Symmetry-General Least-Squares Extraction of Elastic Coefficients From Ab Initio Total Energy Calculations
Yvon Le Page, Paul Saxe
Physical Review B Condensed Matter 63, 174103 (2001)
A symmetry-general scheme for the simultaneous least-squares extraction of the elastic coefﬁcients and of the residual strain components from ab initio total energy calculations on crystal structure models of materials is proposed. It is quite efﬁcient and avoids error propagation. An appropriate, but usually singular, set of normal equations is ﬁrst formulated in a triclinic framework, with 21 stiffness coefﬁcients and 6 residual strain components. Rank reduction of this 27×27 least-squares system of normal equations is then performed through systematic implementation of the constraints corresponding to the known symmetry of the material. A regular p×p matrix is obtained through this process, where p is the total number of independent coefﬁcients and components. This computationally robust approach to the extraction of elastic coefﬁcients and their standard deviations can be used to analyze any number of adequately selected and weighted values of the total energy that is larger than the number of independent parameters. It also provides values for the minimum energy and for the corresponding cell data, again with standard errors.
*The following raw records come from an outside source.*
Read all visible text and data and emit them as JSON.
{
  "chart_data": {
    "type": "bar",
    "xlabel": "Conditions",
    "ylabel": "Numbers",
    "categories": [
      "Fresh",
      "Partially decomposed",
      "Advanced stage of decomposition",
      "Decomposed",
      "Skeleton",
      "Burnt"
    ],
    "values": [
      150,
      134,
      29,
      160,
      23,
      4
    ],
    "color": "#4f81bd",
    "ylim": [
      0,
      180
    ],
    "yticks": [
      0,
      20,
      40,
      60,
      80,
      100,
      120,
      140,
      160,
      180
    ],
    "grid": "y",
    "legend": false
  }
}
The present work enables the automated calculation of elastic coefﬁcients from crystals with any symmetry through a single logical ﬂow. Examples are given for a few cubic, hexagonal, rhombohedral, tetragonal, and orthorhombic materials with known experimental stiffness values. It would be difﬁcult to exaggerate the convenience of the automated implementation of this symmetry-general approach based on total energy calculations.